In de tabel hieronder staat naast elk nummer munt het drietallige nummer. De derde kolom geeft een tweede drietallig nummer dat verkregen is door van het eerste drietallige nummer elke 0 in 2 te veranderen en elke 2 in 0.

nummer drietallig veranderd
1 001 221
2 002 220
3 010 212
4 011 211
5 012 210
6 020 202
7 021 201
8 022 200
9 100 122
10 101 121
11 102 120
12 110 112


Kies vervolgens van beide drietallige getallen degeen waarin de eerste twee ongelijke cijfers gelijk zijn aan 01, 12 of 20. Die zijn in de tabel in het rood weergegeven.

Als eerste weging gaan de munten met het eerste cijfer 2 rechts en die met het eerste cijfer 0 links:

Als er evenwicht is noteren we 1 als eerste cijfer  van de valse munt.
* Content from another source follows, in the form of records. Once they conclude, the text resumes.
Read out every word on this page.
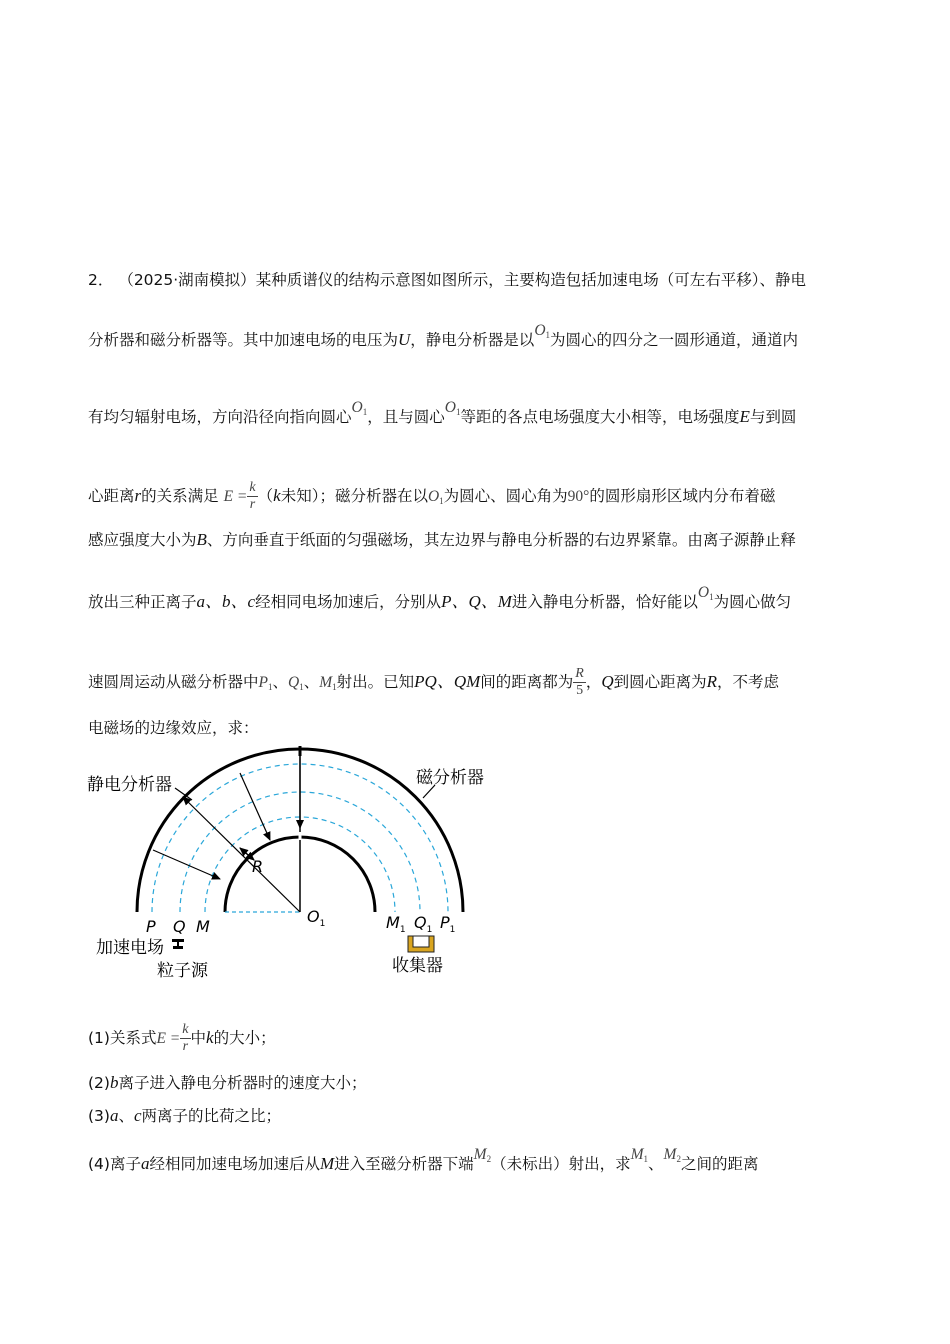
2． （2025·湖南模拟）某种质谱仪的结构示意图如图所示，主要构造包括加速电场（可左右平移）、静电
分析器和磁分析器等。其中加速电场的电压为U，静电分析器是以O1为圆心的四分之一圆形通道，通道内
有均匀辐射电场，方向沿径向指向圆心O1，且与圆心O1等距的各点电场强度大小相等，电场强度E与到圆
心距离r的关系满足 $E = \frac{k}{r} (k$未知）；磁分析器在以O1为圆心、圆心角为90°的圆形扇形区域内分布着磁
感应强度大小为B、方向垂直于纸面的匀强磁场，其左边界与静电分析器的右边界紧靠。由离子源静止释
放出三种正离子a、b、c经相同电场加速后，分别从P、Q、M进入静电分析器，恰好能以O1为圆心做匀
速圆周运动从磁分析器中P1、Q1、M1射出。已知PQ、QM间的距离都为 $\frac{R}{5}$ ，Q到圆心距离为R，不考虑
电磁场的边缘效应，求：
静电分析器	磁分析器
R
P Q M
$O_1$	$M_1$ $Q_1$ $P_1$
加速电场
粒子源	收集器
(1)关系式$E = \frac{k}{r}$ 中k的大小；
(2)b离子进入静电分析器时的速度大小；
(3)a、c两离子的比荷之比；
(4)离子a经相同加速电场加速后从M进入至磁分析器下端M2（未标出）射出，求M1、M2之间的距离
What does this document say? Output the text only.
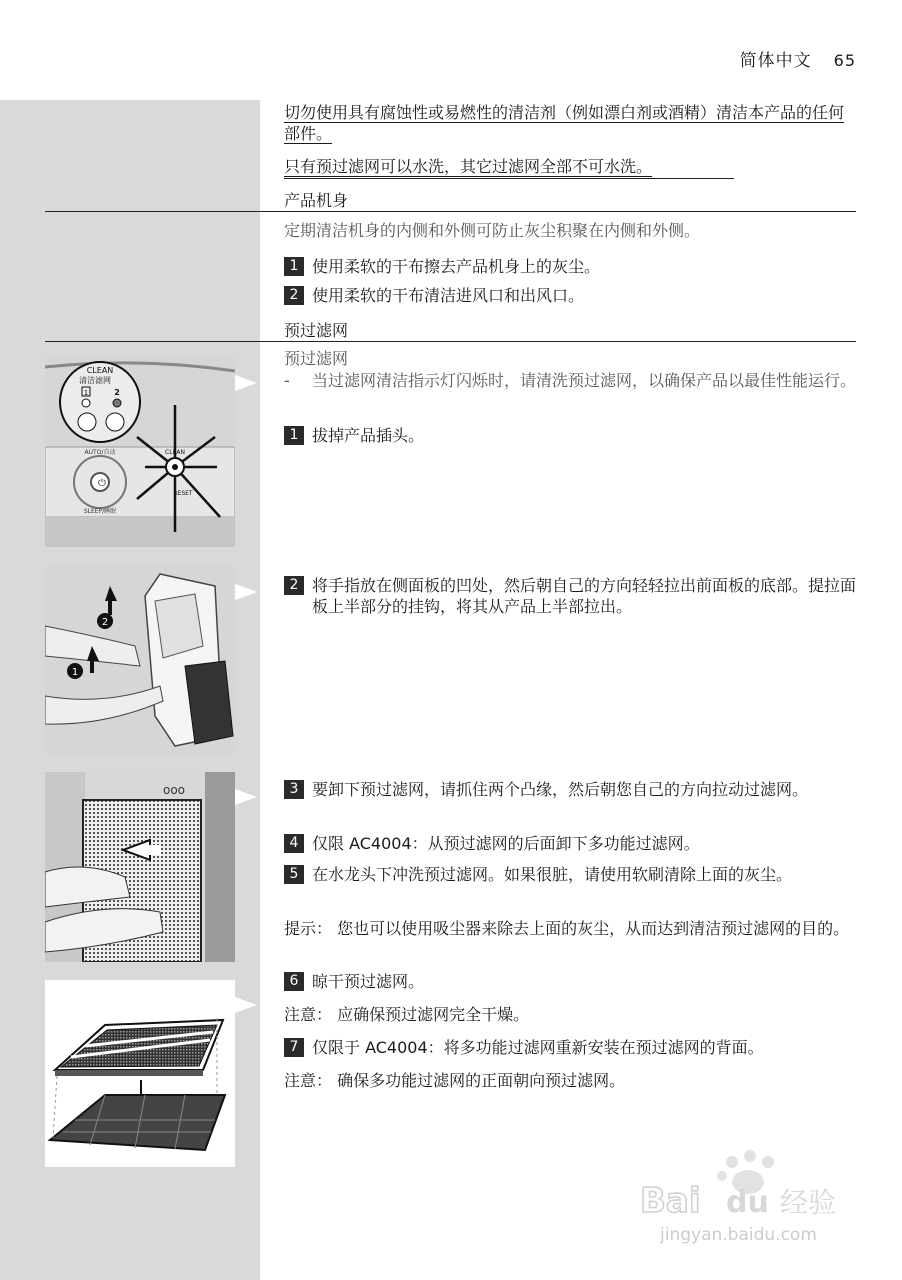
简体中文 65
切勿使用具有腐蚀性或易燃性的清洁剂（例如漂白剂或酒精）清洁本产品的任何部件。
只有预过滤网可以水洗，其它过滤网全部不可水洗。
产品机身
定期清洁机身的内侧和外侧可防止灰尘积聚在内侧和外侧。
1 使用柔软的干布擦去产品机身上的灰尘。
2 使用柔软的干布清洁进风口和出风口。
预过滤网
预过滤网
- 当过滤网清洁指示灯闪烁时，请清洗预过滤网，以确保产品以最佳性能运行。
1 拔掉产品插头。
2 将手指放在侧面板的凹处，然后朝自己的方向轻轻拉出前面板的底部。提拉面板上半部分的挂钩，将其从产品上半部拉出。
3 要卸下预过滤网，请抓住两个凸缘，然后朝您自己的方向拉动过滤网。
4 仅限 AC4004：从预过滤网的后面卸下多功能过滤网。
5 在水龙头下冲洗预过滤网。如果很脏，请使用软刷清除上面的灰尘。
提示： 您也可以使用吸尘器来除去上面的灰尘，从而达到清洁预过滤网的目的。
6 晾干预过滤网。
注意： 应确保预过滤网完全干燥。
7 仅限于 AC4004：将多功能过滤网重新安装在预过滤网的背面。
注意： 确保多功能过滤网的正面朝向预过滤网。
⏻
AUTO/自动
SLEEP/睡眠
CLEAN
RESET
CLEAN
清洁滤网
1	2
2
1
ooo
Bai du 经验
jingyan.baidu.com
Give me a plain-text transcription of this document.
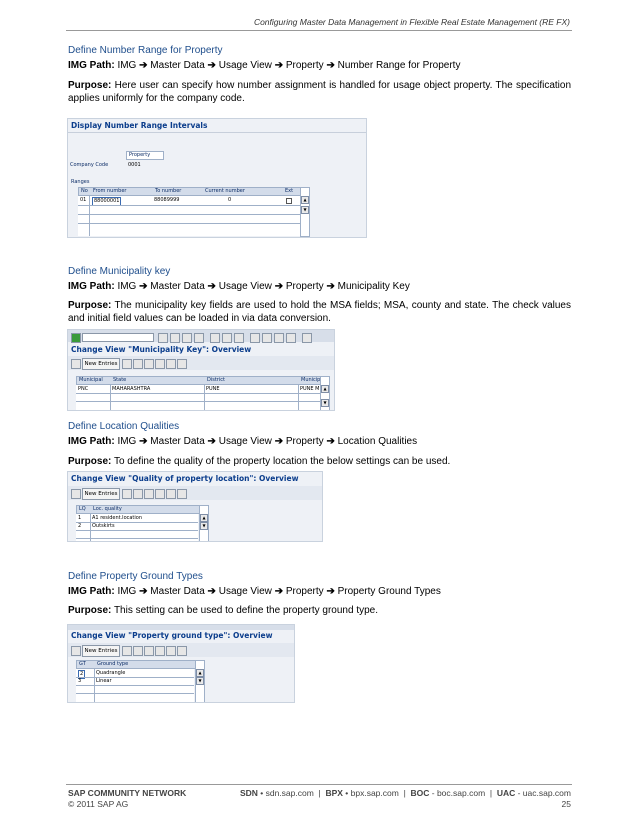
Configuring Master Data Management in Flexible Real Estate Management (RE FX)
Define Number Range for Property
IMG Path: IMG ➔ Master Data ➔ Usage View ➔ Property ➔ Number Range for Property
Purpose: Here user can specify how number assignment is handled for usage object property. The specification applies uniformly for the company code.
Display Number Range Intervals
Property
Company Code	0001
Ranges
No From number	To number	Current number	Ext
01	88000001	88089999	0	▲
▼
Define Municipality key
IMG Path: IMG ➔ Master Data ➔ Usage View ➔ Property ➔ Municipality Key
Purpose: The municipality key fields are used to hold the MSA fields; MSA, county and state. The check values and initial field values can be loaded in via data conversion.
Change View "Municipality Key": Overview
New Entries
Municipal State	District	Municip
PNC	MAHARASHTRA	PUNE	PUNE M ▲
▼
Define Location Qualities
IMG Path: IMG ➔ Master Data ➔ Usage View ➔ Property ➔ Location Qualities
Purpose: To define the quality of the property location the below settings can be used.
Change View "Quality of property location": Overview
New Entries
LQ Loc. quality
1 A1 resident.location
2 Outskirts
▲
▼
Define Property Ground Types
IMG Path: IMG ➔ Master Data ➔ Usage View ➔ Property ➔ Property Ground Types
Purpose: This setting can be used to define the property ground type.
Change View "Property ground type": Overview
New Entries
GT Ground type
2	Quadrangle
3	Linear
▲
▼
SAP COMMUNITY NETWORK	SDN • sdn.sap.com  |  BPX • bpx.sap.com  |  BOC - boc.sap.com  |  UAC - uac.sap.com
© 2011 SAP AG	25
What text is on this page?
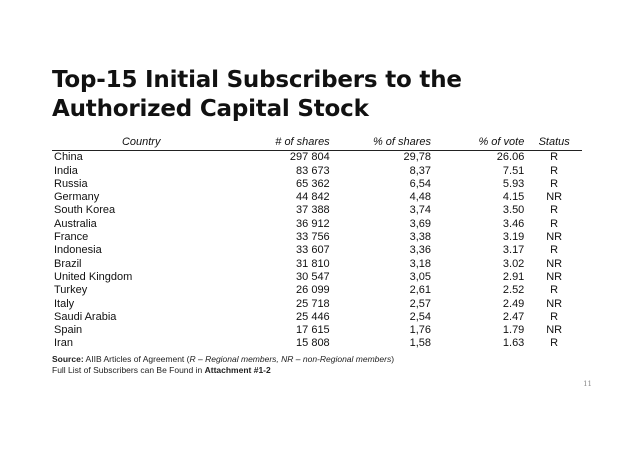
Top-15 Initial Subscribers to the
Authorized Capital Stock
Country	# of shares	% of shares	% of vote	Status
China	297 804	29,78	26.06	R
India	83 673	8,37	7.51	R
Russia	65 362	6,54	5.93	R
Germany	44 842	4,48	4.15	NR
South Korea	37 388	3,74	3.50	R
Australia	36 912	3,69	3.46	R
France	33 756	3,38	3.19	NR
Indonesia	33 607	3,36	3.17	R
Brazil	31 810	3,18	3.02	NR
United Kingdom	30 547	3,05	2.91	NR
Turkey	26 099	2,61	2.52	R
Italy	25 718	2,57	2.49	NR
Saudi Arabia	25 446	2,54	2.47	R
Spain	17 615	1,76	1.79	NR
Iran	15 808	1,58	1.63	R
Source: AIIB Articles of Agreement (R – Regional members, NR – non-Regional members)
Full List of Subscribers can Be Found in Attachment #1-2
11
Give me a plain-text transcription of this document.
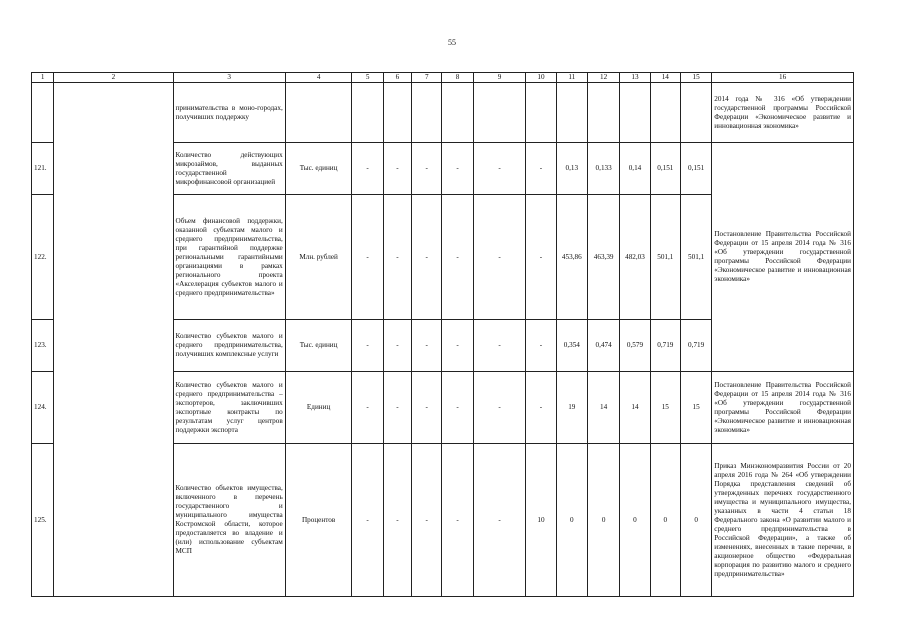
55
1	2	3	4	5	6	7	8	9	10	11	12	13	14	15	16
		принимательства в моно-городах, получивших поддержку													2014 года № 316 «Об утверждении государственной программы Российской Федерации «Экономическое развитие и инновационная экономика»
121.		Количество действующих микрозаймов, выданных государственной микрофинансовой организацией	Тыс. единиц	-	-	-	-	-	-	0,13	0,133	0,14	0,151	0,151	Постановление Правительства Российской Федерации от 15 апреля 2014 года № 316 «Об утверждении государственной программы Российской Федерации «Экономическое развитие и инновационная экономика»
122.		Объем финансовой поддержки, оказанной субъектам малого и среднего предпринимательства, при гарантийной поддержке региональными гарантийными организациями в рамках регионального проекта «Акселерация субъектов малого и среднего предпринимательства»	Млн. рублей	-	-	-	-	-	-	453,86	463,39	482,03	501,1	501,1	
123.		Количество субъектов малого и среднего предпринимательства, получивших комплексные услуги	Тыс. единиц	-	-	-	-	-	-	0,354	0,474	0,579	0,719	0,719	
124.		Количество субъектов малого и среднего предпринимательства – экспортеров, заключивших экспортные контракты по результатам услуг центров поддержки экспорта	Единиц	-	-	-	-	-	-	19	14	14	15	15	Постановление Правительства Российской Федерации от 15 апреля 2014 года № 316 «Об утверждении государственной программы Российской Федерации «Экономическое развитие и инновационная экономика»
125.		Количество объектов имущества, включенного в перечень государственного и муниципального имущества Костромской области, которое предоставляется во владение и (или) использование субъектам МСП	Процентов	-	-	-	-	-	10	0	0	0	0	0	Приказ Минэкономразвития России от 20 апреля 2016 года № 264 «Об утверждении Порядка представления сведений об утвержденных перечнях государственного имущества и муниципального имущества, указанных в части 4 статьи 18 Федерального закона «О развитии малого и среднего предпринимательства в Российской Федерации», а также об изменениях, внесенных в такие перечни, в акционерное общество «Федеральная корпорация по развитию малого и среднего предпринимательства»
Als de linkerschaal omlaag gaat noteren we 0, als de rechter omlaag gaat noteren we 2.
Voor de tweede weging doen we hetzelfde met het tweede cijfer van de munten., dus:
Weer noteren we als tweede cijfer een 1, 0 of 2 al naar gelang de schaal in evenwicht is, naar links doorslaat of naar rechts doorslaat.
Tenslotte doen we hetzelfde nóg een keer, nu met het derde cijfer van de munten:
Zo krijgen we uiteindelijk het nummer van de valse munt.
Aan de wegingen kunnen we dan ook makkelijk zien of de munt te licht of te zwaar was.  Het blijkt dat de munt te zwaar is als het gevonden getal ook het gebruikte getal van de munt was. Als de munt te licht was, dan vinden we het andere getal dat bij de munt hoort.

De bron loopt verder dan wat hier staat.